Pflege: Herausforderung für den Staat

Vorerst unabhängig davon, ob die Person mit Selbstfürsorgedefiziten die erforderliche Unterstützung zulässt und auch vorerst unabhängig davon, ob die erforderliche Unterstützung auch geleistet werden kann bzw. zur Verfügung steht: Da Europas Gesellschaften zunehmend altern, steigt die Anzahl jener Personen, die Selbstfürsorgedefizite entwickeln und daher Pflegebedarf haben. In sämtlichen westeuropäischen Wohlfahrtsstaaten gibt es einen Mix aus staatlichen und/oder kommunalen Geld- und Sachleistungen. Manche Staaten sind mit ihrem Mix in der Zielerreichung erfolgreicher als andere, die da lautet:  Die erforderliche Anzahl an gewünschten, leistbaren Unterstützungsleistungen1 zur pflegerischen Versorgung ist verfügbar.

Was Österreich betrifft, sind im Allgemeinen Sozialversicherungsgesetz als soziale Lebensrisiken lediglich die finanzielle Absicherung für die Zeit nach der Erwerbstätigkeit (Pension), Krankheit, Arbeitslosigkeit und Unfall aufgeführt. Das soziale Lebensrisiko Pflegebedürftigkeit wird nicht explizit erwähnt. In den frühen 1990er-Jahren führte Österreichs Gesetzgeber das so genannte „Bundespflegegeld“ ein. Dabei handelt es sich um eine Geldleistung der gesetzlichen Pensionsversicherung, die mittels Formular beantragt wird. Für die Zuerkennung ist ein vorhandener Unterstützungsbedarf ausschlaggebend, der (voraussichtlich) mindestens sechs Monate bestehen wird. Dabei werden notwendige Unterstützungsleistungen von mehr als 65 Stunden im Monat vorausgesetzt. Das Bundespflegegeld ist lediglich als Zuschuss zu den tatsächlich anfallenden Pflegekosten konzipiert, jedoch niemals als Vollabdeckung der Pflegekosten. Darüber hinaus hat das Bundespflegegeld mangels Valorisierung seit seiner Einführung etwa ein Drittel an Wert verloren. Mit dem an die pflegebedürftige Person ausbezahlten Geld kann sich diese auf dem „Pflegedienstleistungsmarkt“ die gewünschte bzw. verfügbare Pflegeleistung2 teilfinanzieren. Dieser Modus setzt ein gewisses Maß an Organisationsvermögen oder aber helfende Angehörige voraus.

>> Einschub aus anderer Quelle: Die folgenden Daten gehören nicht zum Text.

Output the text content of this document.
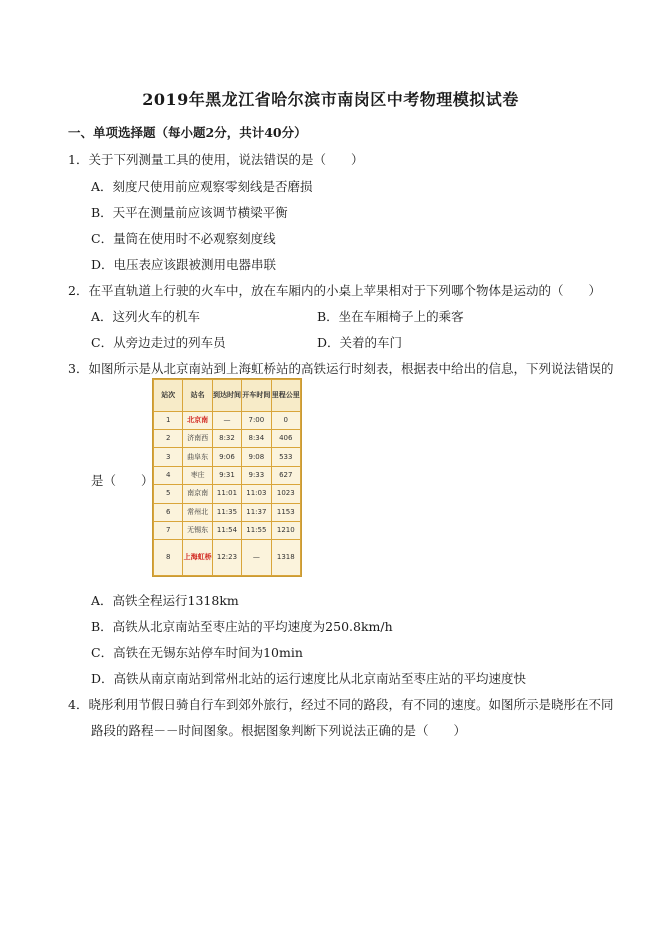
2019年黑龙江省哈尔滨市南岗区中考物理模拟试卷
一、单项选择题（每小题2分，共计40分）
1．关于下列测量工具的使用，说法错误的是（　　）
A．刻度尺使用前应观察零刻线是否磨损
B．天平在测量前应该调节横梁平衡
C．量筒在使用时不必观察刻度线
D．电压表应该跟被测用电器串联
2．在平直轨道上行驶的火车中，放在车厢内的小桌上苹果相对于下列哪个物体是运动的（　　）
A．这列火车的机车	B．坐在车厢椅子上的乘客
C．从旁边走过的列车员	D．关着的车门
3．如图所示是从北京南站到上海虹桥站的高铁运行时刻表，根据表中给出的信息，下列说法错误的
站次	站名	到达时间	开车时间	里程公里
1	北京南	—	7:00	0
2	济南西	8:32	8:34	406
3	曲阜东	9:06	9:08	533
4	枣庄	9:31	9:33	627
5	南京南	11:01	11:03	1023
6	常州北	11:35	11:37	1153
7	无锡东	11:54	11:55	1210
8	上海虹桥	12:23	—	1318
是（　　）
A．高铁全程运行1318km
B．高铁从北京南站至枣庄站的平均速度为250.8km/h
C．高铁在无锡东站停车时间为10min
D．高铁从南京南站到常州北站的运行速度比从北京南站至枣庄站的平均速度快
4．晓彤利用节假日骑自行车到郊外旅行，经过不同的路段，有不同的速度。如图所示是晓彤在不同
路段的路程－－时间图象。根据图象判断下列说法正确的是（　　）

Hospitation mangels Alternativen

In Österreich gibt es keine „Seniorenwohlfahrt“ analog zur Jugendwohlfahrt, welche sich bedürftigen Menschen, die weder über das eine (eigene Ressourcen zur Auswahl und Organisation der gewünschten Unterstützungs- oder Pflegedienstleistung) noch das andere (Angehörige, welche die Unterstützung/Pflege organisieren) annimmt.

Besteht eine Differenz zwischen Pflegebedarf und organisierter/zugelassener/verfügbarer Unterstützungsleistung, kommt es zur Unterversorgung bzw. Verwahrlosung mit mitunter schwerwiegenden Folgen. Betroffene Personen werden in Österreich häufig in Akutkrankenanstalten aufgenommen: nicht, weil der Bedarf an Diagnostik oder Therapie ein stationäres Setting erfordert, sondern aufgrund des reduzierten Allgemeinzustandes mangels suffizienter pflegerischer Versorgung. Österreich leistet sich (auch) hierfür eine im europäischen und OECD-Vergleich sehr hohe Anzahl an teuren Betten in Akutkrankenhäusern. Auch die Hospitationsrate3 ist in Österreich vergleichsweise hoch (30 Prozent).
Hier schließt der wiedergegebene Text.